Condenado aos fantasmas

Alguns espíritos de luz ligados a dona Valentina estão na sala de cirurgia do hospital onde está sendo operada Susana, a garotinha vítima do acidente envolvendo Sebastian.

Uma operação de alto risco já que ela perdeu muito sangue e bateu a cabeça contra a janela do carro.

Os espíritos que foram médicos em vidas passadas e hoje desempenham essa função no plano espiritual auxiliam os profissionais ali presentes por meio da manipulação das energias colhidas na natureza.

Já os outros, entre eles guardiões do portal que ligam os mundos, protegem a menina formando em torno de seu corpo um campo positivo de vibrações.

Isso porque a ação da anestesia e o coma provocaram um estado forçado de sonolência na garotinha, abrindo assim um campo fluido magnético e a exposição de seu princípio vital.

A oportunidade de agir nessa abertura de campo fluídico atrai uma leva de umbralinos. Os guardiões guardam o perispírito de Susana de quaisquer ataques daquelas criaturas sombrias.

Além da morte daquela criança significar um castigo ainda mais duro para Sebastian, ela faria muitos inocentes sofrerem. E espalhar sofrimento é uma das principais atribuições dos habitantes do umbral, inconformados com a própria morte e com a felicidade alheia.
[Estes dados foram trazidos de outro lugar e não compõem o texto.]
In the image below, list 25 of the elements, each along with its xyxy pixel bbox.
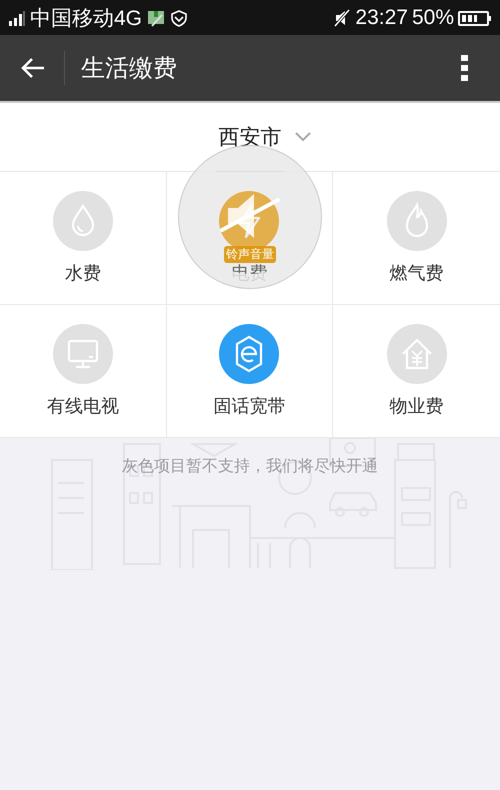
service-tile[interactable]: 固话宽带 bbox=[166, 305, 334, 438]
service-tile[interactable]: 水费 bbox=[0, 172, 167, 305]
service-tile[interactable]: 燃气费 bbox=[333, 172, 500, 305]
flame-icon bbox=[386, 191, 447, 251]
drop-icon bbox=[52, 191, 113, 251]
monitor-icon bbox=[52, 324, 113, 384]
service-tile[interactable]: 物业费 bbox=[333, 305, 500, 438]
city-selector[interactable]: 西安市 bbox=[212, 122, 318, 152]
back-arrow-icon bbox=[20, 57, 46, 79]
house-icon bbox=[386, 324, 447, 384]
e-logo-icon bbox=[219, 324, 280, 384]
mute-icon bbox=[333, 8, 352, 26]
chevron-down-icon bbox=[294, 131, 312, 143]
battery-percent: 50% bbox=[412, 6, 454, 30]
page-title: 生活缴费 bbox=[81, 53, 178, 84]
battery-icon bbox=[458, 8, 492, 26]
shield-icon bbox=[170, 8, 188, 26]
service-tile[interactable]: 有线电视 bbox=[0, 305, 167, 438]
signal-icon bbox=[8, 8, 26, 26]
notification-icon bbox=[146, 8, 166, 26]
carrier-name: 中国移动4G bbox=[30, 6, 142, 32]
more-dots-icon bbox=[460, 54, 470, 82]
notice-text: 灰色项目暂不支持，我们将尽快开通 bbox=[122, 456, 378, 477]
clock-time: 23:27 bbox=[355, 6, 408, 30]
volume-label: 铃声音量 bbox=[224, 246, 276, 263]
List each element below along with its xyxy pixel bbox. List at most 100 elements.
Mas graças aos espíritos de luz, suaves raios de amor fluem dos céus, cingindo as auras de médicos e enfermeiros. Raios que acalmam e inspiram o trabalho. Aos poucos, bálsamos curativos do Espírito Santo descem sobre o corpo e a o espírito de Susana.
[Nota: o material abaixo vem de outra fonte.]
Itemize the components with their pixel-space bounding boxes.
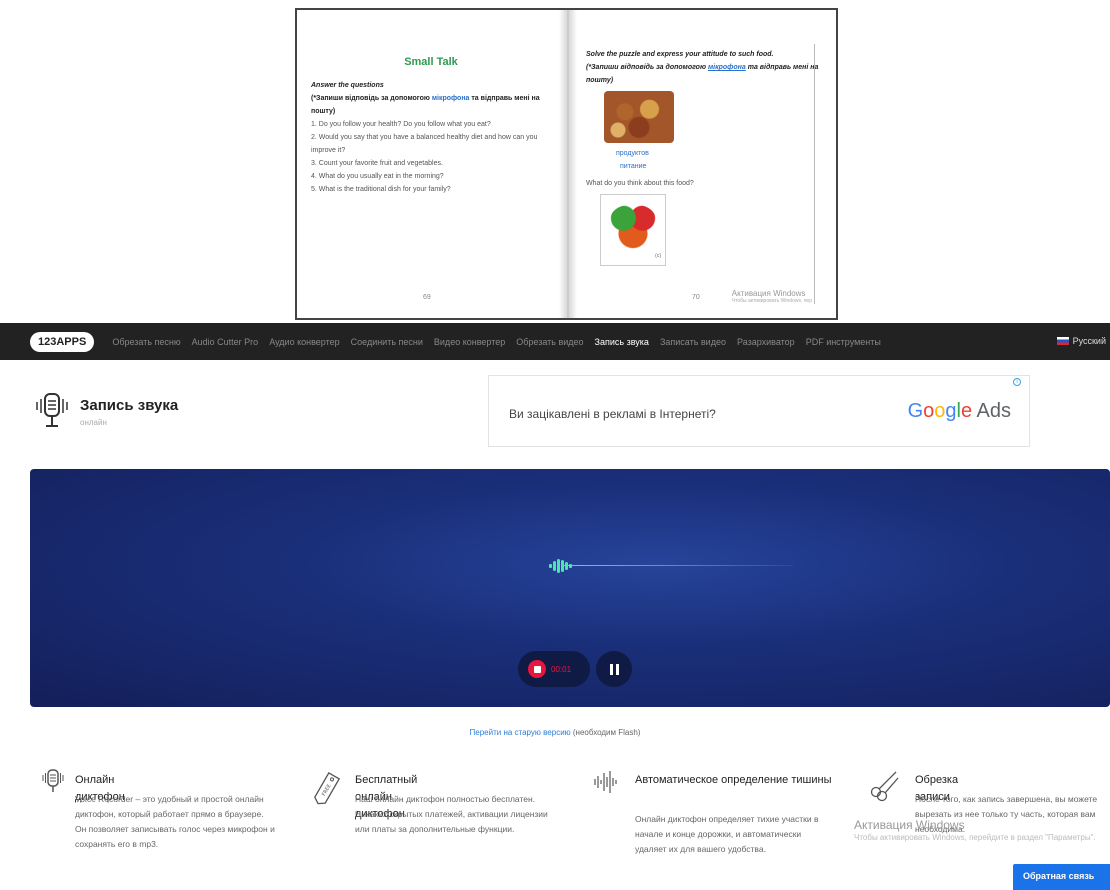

Também há seres iluminados tranqüilizando e confortando a mãe e outros parentes da enferma. Afinal, a aflição e atitudes impensadas só fazem favorecer os espíritos ruins.

Depois de 54 minutos de aflição, a hemorragia cessa, os batimentos cardíacos voltam ao normal e a equipe médica comemora. Os espíritos de luz dão as mãos e agradecem, por meio de oração, ao amparo de Deus.

Na sala da delegacia, Sebastian não consegue olhar para os olhos de Malena. Sente muita vergonha de ter chegado a um patamar tão baixo. Se pudesse, teria ficado dentro da cela.

Isso porque ele não sabe que do lado de fora do prédio há dezenas de repórteres com fotógrafos e cinegrafistas e gravadores tentando capturá-lo da forma mais sensacionalista possível.

Quem mandou ser famoso e símbolo de Justiça? Livres ou encarceradas, há uma série de pessoas querendo sua cabeça servida em uma bandeja. Pessoas que foram prejudicadas por suas denúncias e atuação no exercício da procuradoria ou ofuscadas por sua carreira promissora.

Malena quebra a barreira de silêncio e constrangimento instalada naquela sala e abraça o marido de forma acalorada. Ela chora. Diz que fará de um tudo para tirá-lo dali. Ele não consegue falar nada a não ser pedir perdão. Ela insiste que eles vão sair dali juntos, que vão ser felizes, que tudo não passa de uma fase ruim.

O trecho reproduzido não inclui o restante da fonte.